We hope that everything is going well for everyone. This is a reminder that the next Workshop on Quantitative Methods in Education, Health and the Social Sciences (QMeHSS) will be this Friday, May 1st, from 11:00-12:30pm. The workshop will be led by Dr. Daniel Almirall from the University of Michigan. As with previous workshops, it will be held in NORC conference room 344. NORC is located at 1155 E. 60th Street. We look forward to seeing you there.
On the Comparison of Adaptive Interventions Using Repeated Measures Data from a SMART: Applications in Child and Adolescent Mental Health
Daniel Almirall, PhD
Research Assistant Professor, Survey Research Center, Institute for Social Research, University of Michigan
An adaptive intervention is a sequence of individually-tailored decisions rules that specify whether, how or when to alter the intensity, type or dosage of treatment at critical decision points in the course of care. Adaptive interventions (often referred to as dynamic treatment regimens) provide clinicians with a guide for how to adapt and re-adapt treatment over time, in response to the changing needs or circumstances of the individual. They can be used as a guide to individualized (personalized) clinical practice. Sequential, multiple-assignment randomized trials (SMART) were developed explicitly for the purpose of constructing high-quality adaptive interventions using experimental design principles. Most SMARTs have a number of adaptive interventions embedded within them. A common scientific aim is the comparison of study outcomes between these adaptive interventions.

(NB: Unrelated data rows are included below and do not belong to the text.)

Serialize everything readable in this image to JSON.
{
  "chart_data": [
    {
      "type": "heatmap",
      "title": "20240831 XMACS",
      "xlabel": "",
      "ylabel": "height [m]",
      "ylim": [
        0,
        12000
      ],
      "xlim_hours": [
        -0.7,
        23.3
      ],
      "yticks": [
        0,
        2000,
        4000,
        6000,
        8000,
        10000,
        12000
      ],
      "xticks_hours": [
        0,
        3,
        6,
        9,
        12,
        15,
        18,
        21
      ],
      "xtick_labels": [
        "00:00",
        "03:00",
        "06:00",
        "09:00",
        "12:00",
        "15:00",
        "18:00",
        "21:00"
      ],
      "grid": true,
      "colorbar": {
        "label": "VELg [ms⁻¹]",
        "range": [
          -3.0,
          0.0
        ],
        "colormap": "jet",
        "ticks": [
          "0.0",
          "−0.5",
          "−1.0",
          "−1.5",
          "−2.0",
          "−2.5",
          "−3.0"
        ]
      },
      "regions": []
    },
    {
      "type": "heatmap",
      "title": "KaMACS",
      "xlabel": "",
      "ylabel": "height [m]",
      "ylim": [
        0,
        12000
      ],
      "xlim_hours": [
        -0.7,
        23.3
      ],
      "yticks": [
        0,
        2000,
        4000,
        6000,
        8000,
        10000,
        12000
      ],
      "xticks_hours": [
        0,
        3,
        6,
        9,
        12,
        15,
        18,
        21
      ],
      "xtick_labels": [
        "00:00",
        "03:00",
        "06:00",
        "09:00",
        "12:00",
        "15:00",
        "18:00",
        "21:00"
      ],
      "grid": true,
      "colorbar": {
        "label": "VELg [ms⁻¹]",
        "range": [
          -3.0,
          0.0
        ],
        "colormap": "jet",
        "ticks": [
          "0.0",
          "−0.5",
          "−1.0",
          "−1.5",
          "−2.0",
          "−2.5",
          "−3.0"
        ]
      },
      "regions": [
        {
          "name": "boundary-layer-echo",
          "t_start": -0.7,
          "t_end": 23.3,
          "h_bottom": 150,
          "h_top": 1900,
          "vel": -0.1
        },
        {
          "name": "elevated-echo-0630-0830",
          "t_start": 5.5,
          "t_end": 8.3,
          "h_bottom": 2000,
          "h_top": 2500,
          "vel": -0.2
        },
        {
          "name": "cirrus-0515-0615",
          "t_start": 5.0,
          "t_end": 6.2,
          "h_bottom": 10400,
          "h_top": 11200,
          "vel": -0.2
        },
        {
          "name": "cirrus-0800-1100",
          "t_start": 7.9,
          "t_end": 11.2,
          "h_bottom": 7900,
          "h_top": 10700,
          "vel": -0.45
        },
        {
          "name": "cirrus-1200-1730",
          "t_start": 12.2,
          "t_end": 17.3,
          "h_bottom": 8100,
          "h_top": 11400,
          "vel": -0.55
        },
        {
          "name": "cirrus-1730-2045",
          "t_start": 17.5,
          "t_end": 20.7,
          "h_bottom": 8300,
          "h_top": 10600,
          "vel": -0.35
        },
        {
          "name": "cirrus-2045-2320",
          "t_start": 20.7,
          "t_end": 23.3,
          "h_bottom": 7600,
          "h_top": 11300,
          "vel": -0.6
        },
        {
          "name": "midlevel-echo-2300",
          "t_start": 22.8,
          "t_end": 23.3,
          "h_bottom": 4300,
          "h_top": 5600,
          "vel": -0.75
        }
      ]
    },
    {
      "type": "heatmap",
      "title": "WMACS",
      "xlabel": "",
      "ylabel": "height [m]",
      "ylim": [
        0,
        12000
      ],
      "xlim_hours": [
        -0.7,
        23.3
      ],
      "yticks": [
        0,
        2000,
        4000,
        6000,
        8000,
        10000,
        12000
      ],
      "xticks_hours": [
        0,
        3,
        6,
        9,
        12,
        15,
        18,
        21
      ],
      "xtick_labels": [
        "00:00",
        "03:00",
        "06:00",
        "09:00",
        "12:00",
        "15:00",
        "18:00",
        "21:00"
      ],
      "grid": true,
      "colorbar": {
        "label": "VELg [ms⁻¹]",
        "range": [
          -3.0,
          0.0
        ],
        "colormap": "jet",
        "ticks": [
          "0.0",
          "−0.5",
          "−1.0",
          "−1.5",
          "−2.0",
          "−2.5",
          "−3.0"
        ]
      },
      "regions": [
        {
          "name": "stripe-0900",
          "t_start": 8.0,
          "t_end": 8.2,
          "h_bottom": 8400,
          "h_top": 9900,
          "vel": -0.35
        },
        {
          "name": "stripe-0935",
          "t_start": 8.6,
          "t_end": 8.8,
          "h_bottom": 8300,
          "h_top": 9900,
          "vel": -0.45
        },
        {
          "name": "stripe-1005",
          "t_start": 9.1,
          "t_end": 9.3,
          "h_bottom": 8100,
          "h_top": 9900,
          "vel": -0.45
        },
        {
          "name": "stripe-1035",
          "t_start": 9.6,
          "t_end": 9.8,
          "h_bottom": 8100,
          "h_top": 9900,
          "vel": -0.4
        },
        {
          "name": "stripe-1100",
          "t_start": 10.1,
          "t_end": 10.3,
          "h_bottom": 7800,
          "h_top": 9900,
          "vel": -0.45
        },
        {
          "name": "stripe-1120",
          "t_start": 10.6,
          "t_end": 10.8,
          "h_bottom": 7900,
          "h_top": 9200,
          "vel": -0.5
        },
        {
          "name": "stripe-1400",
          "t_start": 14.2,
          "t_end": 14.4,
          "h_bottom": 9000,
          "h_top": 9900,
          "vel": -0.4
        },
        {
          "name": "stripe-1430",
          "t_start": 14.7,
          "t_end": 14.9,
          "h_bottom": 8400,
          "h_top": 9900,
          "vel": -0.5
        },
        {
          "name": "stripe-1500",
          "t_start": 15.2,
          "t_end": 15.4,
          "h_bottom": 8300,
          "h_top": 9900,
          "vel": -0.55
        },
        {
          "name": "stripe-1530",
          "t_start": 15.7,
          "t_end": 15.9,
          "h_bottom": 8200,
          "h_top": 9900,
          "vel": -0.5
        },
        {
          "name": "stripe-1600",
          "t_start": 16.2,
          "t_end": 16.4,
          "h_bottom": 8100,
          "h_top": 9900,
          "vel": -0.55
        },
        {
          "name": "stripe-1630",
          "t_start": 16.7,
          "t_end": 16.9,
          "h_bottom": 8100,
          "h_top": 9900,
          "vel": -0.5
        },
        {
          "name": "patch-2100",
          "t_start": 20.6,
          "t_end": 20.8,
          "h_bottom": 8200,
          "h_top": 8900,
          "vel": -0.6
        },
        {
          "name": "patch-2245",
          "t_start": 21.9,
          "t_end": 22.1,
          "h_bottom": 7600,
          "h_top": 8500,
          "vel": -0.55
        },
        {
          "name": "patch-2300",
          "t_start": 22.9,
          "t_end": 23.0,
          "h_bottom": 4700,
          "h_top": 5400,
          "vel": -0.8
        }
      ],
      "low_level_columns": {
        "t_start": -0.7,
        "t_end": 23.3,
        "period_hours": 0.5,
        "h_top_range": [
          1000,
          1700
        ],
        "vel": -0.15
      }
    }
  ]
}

In this talk, we review adaptive interventions and SMART, and we present recent methodological work on how to compare the adaptive interventions embedded in a SMART using a repeated measures outcome. Specifically, we discuss longitudinal modeling considerations that are unique to SMARTs; we describe an easy-to-use, weighted-and-replicated (WR) regression estimator for analyzing the repeated measures; and we discuss simple ways to improve the statistical efficiency of the WR estimator. The methodology is illustrated using data from two SMARTs: the first is aimed at developing an adaptive intervention to improve spoken communication in minimally verbal children with autism, the second focuses on developing a school-based adaptive intervention for children with ADHD. We also discuss future directions, including the use of novel, cluster-randomized SMARTs in organizational research.